The verdict matches the literature: lift is real but small, exactly Lewis–Rao. The Lin (2013) interacted-covariate adjustment tightens the interval ~10% and, tellingly, flags mild covariate imbalance — real randomization is never quite textbook. The point is the punchline: the estimator certified against the simulator’s known truth transfers, unchanged, to live data.

Certification

Run the ghost-ads world through the harness with true per-exposure effect \tau=0.015 and an exposure rate \approx 0.43 (so \tau\cdot\text{exposure}\approx 0.0064). The naive comparators fail loudly; ITT and CACE recover the truth.

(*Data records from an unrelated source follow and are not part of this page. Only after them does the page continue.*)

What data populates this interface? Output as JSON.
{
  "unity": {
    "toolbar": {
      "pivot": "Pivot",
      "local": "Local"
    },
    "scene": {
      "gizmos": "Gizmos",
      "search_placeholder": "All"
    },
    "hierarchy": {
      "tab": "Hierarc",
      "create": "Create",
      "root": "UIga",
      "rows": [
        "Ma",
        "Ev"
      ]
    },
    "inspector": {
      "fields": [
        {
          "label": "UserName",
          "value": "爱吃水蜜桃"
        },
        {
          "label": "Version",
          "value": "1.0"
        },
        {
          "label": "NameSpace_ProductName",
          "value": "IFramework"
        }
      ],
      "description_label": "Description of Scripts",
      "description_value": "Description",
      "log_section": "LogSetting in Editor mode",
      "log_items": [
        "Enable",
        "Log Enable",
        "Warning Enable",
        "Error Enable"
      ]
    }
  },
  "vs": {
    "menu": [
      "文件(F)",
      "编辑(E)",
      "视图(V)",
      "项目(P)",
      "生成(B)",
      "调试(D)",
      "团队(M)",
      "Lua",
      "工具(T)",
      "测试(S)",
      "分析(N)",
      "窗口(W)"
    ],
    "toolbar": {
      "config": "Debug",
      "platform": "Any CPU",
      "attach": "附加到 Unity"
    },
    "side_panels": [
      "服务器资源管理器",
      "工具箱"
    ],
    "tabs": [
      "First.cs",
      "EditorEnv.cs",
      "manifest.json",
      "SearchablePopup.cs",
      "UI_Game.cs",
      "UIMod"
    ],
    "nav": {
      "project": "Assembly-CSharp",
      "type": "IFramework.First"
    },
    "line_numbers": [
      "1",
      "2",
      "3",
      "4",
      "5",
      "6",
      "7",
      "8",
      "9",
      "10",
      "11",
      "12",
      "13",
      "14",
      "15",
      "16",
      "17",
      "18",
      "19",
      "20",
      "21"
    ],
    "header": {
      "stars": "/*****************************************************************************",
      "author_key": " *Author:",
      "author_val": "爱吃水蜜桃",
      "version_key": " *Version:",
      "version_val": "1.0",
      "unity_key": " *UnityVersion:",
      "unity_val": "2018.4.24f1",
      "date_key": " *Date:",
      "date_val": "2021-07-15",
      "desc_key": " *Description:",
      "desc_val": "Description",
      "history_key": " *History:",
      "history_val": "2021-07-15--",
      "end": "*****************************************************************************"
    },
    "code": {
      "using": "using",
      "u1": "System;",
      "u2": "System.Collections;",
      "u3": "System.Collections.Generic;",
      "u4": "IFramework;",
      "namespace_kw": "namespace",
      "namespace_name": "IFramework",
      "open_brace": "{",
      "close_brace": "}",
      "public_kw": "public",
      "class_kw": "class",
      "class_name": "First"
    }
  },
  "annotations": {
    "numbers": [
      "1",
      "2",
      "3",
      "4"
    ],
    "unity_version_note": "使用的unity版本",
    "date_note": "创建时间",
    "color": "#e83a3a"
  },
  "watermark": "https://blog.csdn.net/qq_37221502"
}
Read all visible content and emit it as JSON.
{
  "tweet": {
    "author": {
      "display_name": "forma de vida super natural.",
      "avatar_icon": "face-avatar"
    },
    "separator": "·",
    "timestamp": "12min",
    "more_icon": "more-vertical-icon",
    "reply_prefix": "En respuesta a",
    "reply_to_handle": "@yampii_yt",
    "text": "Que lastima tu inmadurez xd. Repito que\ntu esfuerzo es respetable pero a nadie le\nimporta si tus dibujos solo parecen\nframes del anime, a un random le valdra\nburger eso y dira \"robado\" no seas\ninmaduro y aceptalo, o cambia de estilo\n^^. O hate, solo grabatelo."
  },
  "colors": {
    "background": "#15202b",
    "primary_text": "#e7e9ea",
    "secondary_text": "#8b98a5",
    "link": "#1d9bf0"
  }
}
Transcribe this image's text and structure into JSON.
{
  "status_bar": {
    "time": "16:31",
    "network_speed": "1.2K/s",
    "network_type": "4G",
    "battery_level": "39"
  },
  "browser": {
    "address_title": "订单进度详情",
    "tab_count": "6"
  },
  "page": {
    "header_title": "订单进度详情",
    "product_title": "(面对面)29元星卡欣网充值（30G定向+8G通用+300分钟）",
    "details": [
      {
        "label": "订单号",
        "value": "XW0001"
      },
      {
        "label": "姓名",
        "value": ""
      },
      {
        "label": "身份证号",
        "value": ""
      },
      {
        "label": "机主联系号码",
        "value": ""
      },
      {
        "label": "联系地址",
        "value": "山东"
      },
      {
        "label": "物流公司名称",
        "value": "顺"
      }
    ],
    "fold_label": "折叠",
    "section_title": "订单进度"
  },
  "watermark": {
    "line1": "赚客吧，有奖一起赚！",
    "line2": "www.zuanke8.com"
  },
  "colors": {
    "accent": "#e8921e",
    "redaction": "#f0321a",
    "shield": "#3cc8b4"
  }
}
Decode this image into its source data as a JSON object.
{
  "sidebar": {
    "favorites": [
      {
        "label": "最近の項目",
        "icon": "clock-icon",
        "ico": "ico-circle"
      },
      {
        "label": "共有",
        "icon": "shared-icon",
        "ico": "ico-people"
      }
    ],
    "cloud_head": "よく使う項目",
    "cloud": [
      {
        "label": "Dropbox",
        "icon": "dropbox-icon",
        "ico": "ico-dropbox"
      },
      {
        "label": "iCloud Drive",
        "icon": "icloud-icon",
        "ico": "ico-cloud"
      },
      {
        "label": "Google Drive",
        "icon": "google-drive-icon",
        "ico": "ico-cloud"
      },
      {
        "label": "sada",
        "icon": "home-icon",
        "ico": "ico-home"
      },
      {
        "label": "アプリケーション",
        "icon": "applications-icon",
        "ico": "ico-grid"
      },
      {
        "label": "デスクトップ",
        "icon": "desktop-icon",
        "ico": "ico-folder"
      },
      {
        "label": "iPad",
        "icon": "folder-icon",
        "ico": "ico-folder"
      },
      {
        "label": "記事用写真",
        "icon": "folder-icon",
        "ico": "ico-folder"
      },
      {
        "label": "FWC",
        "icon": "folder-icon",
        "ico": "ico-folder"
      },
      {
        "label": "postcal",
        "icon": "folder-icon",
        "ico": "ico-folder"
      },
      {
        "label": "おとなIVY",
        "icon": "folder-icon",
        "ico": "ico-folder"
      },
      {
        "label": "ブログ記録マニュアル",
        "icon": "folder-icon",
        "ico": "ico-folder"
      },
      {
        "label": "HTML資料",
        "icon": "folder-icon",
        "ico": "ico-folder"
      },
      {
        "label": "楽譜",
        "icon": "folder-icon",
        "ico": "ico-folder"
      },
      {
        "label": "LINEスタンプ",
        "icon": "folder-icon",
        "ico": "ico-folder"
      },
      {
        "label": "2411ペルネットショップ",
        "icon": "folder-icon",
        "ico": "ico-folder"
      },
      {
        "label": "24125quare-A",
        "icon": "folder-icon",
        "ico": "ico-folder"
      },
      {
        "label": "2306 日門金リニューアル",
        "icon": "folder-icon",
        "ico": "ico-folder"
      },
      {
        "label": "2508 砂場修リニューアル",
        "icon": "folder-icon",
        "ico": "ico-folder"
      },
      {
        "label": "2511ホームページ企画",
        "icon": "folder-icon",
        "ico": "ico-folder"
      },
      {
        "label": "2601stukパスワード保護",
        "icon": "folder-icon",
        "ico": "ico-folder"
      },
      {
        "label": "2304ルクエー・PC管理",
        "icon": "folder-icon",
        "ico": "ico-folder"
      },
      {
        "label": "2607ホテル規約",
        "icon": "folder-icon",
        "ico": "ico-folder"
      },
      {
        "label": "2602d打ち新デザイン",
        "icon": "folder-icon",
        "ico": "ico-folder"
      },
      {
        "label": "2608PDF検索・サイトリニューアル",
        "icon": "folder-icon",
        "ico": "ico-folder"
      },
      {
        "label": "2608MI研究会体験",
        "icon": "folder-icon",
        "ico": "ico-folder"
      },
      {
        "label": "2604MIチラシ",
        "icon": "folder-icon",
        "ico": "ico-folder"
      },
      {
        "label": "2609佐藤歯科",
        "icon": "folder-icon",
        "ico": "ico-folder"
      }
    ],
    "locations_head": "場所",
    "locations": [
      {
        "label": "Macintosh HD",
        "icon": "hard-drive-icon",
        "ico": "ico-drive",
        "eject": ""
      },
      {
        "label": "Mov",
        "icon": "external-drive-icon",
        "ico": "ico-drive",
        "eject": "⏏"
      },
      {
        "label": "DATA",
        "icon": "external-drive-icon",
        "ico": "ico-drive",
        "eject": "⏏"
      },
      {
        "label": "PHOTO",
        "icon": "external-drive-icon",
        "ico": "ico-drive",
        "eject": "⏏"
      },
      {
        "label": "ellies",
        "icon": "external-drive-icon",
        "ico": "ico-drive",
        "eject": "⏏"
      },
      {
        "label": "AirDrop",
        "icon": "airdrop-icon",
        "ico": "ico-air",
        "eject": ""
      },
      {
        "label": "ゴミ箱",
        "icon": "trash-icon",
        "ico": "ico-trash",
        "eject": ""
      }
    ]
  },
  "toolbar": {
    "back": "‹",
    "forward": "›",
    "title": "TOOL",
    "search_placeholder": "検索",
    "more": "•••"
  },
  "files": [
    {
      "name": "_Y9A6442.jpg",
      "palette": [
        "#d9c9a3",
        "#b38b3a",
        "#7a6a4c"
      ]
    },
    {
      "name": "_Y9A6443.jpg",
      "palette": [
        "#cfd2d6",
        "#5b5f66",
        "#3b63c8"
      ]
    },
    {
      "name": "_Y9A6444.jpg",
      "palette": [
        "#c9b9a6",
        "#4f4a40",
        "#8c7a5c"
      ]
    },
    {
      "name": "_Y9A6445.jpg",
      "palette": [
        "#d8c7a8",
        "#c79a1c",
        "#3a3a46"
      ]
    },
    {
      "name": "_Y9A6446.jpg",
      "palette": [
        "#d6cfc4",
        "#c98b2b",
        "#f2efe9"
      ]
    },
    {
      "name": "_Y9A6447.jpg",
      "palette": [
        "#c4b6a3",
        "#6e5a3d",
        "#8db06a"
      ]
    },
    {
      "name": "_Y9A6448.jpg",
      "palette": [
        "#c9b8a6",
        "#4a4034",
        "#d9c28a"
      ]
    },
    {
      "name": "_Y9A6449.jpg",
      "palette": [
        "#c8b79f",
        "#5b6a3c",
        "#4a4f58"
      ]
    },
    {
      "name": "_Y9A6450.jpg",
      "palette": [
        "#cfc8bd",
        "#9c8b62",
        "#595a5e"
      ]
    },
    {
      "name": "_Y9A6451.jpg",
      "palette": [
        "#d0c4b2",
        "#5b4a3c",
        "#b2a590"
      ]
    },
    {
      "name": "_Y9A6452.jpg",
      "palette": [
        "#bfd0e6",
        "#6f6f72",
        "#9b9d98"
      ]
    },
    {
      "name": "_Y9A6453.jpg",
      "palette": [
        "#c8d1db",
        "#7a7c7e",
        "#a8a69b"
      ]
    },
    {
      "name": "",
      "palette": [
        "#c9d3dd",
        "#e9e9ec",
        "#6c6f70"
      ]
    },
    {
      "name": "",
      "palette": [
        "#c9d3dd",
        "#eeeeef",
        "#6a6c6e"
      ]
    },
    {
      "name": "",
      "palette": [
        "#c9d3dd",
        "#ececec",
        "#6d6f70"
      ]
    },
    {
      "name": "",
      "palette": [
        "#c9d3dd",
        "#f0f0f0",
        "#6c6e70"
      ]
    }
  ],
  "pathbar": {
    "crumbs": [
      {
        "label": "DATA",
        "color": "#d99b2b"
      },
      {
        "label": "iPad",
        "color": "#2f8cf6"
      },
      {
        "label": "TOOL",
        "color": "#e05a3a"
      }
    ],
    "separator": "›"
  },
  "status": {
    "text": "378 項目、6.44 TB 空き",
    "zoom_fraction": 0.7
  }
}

readout reads truth verdict
naive attribution +0.087 (5.8× the truth) 0.015 biased
observational exposed − unexposed +0.041 (targeting bias) 0.015 biased
PSA/ghost-ad holdout ITT +0.0063 \tau\cdot\text{exp}=0.0064 certified
CACE = ITT ÷ exposure +0.0148 0.015 certified

Then the same estimator on the real Criteo Uplift RCT (13.9M rows):

outcome lift significance
visit +1.06pp z=14.4
conversion +0.13pp z=8.2

Small but overwhelmingly significant — Lewis–Rao confirmed at scale. The Lin (2013) adjustment tightens the intervals ~10% and surfaces mild covariate imbalance (real data \neq textbook RCT). That is the headline of the curriculum finale: an estimator certified on a world whose truth we set recovers \tau=0.015 to the third decimal, then runs unchanged on 13.9M rows of real ad-serving data and reproduces the field’s signature result. Promoted from notebook NB 12 to lyra/incrementality.py (ITT/CACE) and validation/criteo.py (the real-data leg); it shares the IV machinery with ATE and the LATE estimand of the demand work.